The invention relates to the technical field of computationally intensive hardware design, in particular to a small heterogeneous distributed computing system based on an FPGA.

Background

Most existing open source frameworks of software are based on an operating system, which is based on a hardware unit, and a core unit of the hardware unit involved in computation is a CPU. At present, the CPU may be divided into different architectures such as x86 and MIPS, POWERPC, ARM according to different manufacturers or different instruction sets, but is essentially a von willebrand architecture, each operation is simplified to be executed by a single instruction, and the single instruction undergoes the most basic steps of accessing, fetching, decoding, executing and writing back to complete the actual life cycle of the single instruction. Therefore, each calculation CPU can perform relatively complex and time-consuming instruction translation execution process from a microscopic analysis. Moreover, for the CPU, execution among the multiple instructions must be performed sequentially, that is, the next instruction must wait for the execution of the last instruction to complete, so that the time-consuming calculation accumulated in the microcosmic area will not be satisfied by the macroscopic real-time high-density calculation. While various optimization approaches such as branch prediction, superscalar, hyper-threading, etc. have been proposed for computational performance inadequacies of the CPU, they are merely optimizations, and their most fundamental architectural problems have not been eliminated.

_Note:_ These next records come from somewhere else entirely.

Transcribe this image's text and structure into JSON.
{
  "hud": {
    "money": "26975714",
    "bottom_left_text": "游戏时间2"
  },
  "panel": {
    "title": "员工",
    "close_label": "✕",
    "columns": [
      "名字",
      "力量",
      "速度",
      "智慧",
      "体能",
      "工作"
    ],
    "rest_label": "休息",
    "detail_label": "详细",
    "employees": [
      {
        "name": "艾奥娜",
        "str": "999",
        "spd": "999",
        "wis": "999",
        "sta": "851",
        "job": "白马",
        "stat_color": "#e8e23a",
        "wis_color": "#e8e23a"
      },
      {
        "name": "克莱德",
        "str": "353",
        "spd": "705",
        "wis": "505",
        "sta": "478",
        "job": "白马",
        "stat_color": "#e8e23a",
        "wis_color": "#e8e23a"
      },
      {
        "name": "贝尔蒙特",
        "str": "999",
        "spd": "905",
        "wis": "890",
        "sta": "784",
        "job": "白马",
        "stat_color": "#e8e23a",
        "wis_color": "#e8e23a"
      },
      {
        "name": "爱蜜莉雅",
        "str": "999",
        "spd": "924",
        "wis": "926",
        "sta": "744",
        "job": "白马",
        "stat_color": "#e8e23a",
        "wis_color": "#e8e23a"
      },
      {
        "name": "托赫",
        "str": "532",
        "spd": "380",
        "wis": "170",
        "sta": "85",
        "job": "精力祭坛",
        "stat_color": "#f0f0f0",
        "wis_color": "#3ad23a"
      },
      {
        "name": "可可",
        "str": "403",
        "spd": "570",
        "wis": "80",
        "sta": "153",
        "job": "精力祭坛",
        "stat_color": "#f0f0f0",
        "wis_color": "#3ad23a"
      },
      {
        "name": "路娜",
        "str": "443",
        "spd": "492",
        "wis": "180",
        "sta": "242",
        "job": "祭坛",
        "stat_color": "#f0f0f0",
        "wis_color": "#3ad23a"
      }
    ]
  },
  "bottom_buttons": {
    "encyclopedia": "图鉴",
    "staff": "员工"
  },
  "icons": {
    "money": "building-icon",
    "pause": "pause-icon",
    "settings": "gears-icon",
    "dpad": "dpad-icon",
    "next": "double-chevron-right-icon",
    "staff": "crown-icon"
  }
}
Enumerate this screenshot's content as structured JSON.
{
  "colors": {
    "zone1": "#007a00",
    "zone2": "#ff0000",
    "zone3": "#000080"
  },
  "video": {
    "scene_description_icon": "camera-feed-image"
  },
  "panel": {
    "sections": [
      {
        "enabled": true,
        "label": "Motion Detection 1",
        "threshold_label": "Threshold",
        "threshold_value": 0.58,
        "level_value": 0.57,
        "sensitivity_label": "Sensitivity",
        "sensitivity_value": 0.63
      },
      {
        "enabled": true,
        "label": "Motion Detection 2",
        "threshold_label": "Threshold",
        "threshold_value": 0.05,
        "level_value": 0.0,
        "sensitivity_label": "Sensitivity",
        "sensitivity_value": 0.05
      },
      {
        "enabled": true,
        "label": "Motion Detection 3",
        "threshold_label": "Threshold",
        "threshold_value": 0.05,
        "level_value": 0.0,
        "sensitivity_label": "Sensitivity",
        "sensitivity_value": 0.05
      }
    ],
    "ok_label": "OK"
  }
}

GPUs are also becoming increasingly widely used for increasing computational and complexity market demands. Compared with a CPU, the GPU has the data parallel capability which is not possessed by the CPU, and can carry out block parallel operation on data, so that the GPU has a larger data throughput rate, and can better support streaming computation with large data volume like multimedia, images and audios and videos. However, the GPU is currently running on the operating system for most applications, and needs to interact with the CPU, so that the computing process winds around the CPU-based frame, and the drawbacks are obvious. Furthermore, more critical is that the GPU can only perform data parallelism, which cannot implement a deeply pipelined computing module, and the data entering the GPU must be cross-linked before and after one computing process, and once the data are correlated with each other, the GPU must wait for the data preparation to be completed before entering the next computing process. Therefore, although data parallelism is realized, the data parallelism is not really used, and the data parallelism must be finished by the data of the previous operation to be really calculated.

The existing distributed computing system adopts CPU or GPU of the Von architecture, wherein the CPU is not suitable for intensive data computation, the CPU is more suitable for task scheduling, the GPU has higher efficiency, but still only data parallelism, and the instruction pipeline depth is still limited, so that the CPU and the GPU are not suitable for intensive computation; the existing FPGA computing modules aiming at acceleration all adopt high-performance FPGA chips to form an FPGA computing block by adopting a PCIE protocol cascade mode, so that great requirements are brought to the requirements on the aspects of PCB design, cost and the like, in addition, the number of FPGA integration is limited by the mode, and once a single FPGA in the integrated module fails, the whole system is paralyzed; at the computing nodes of the distributed computing system, the node data is not received in a CPU+NIC mode.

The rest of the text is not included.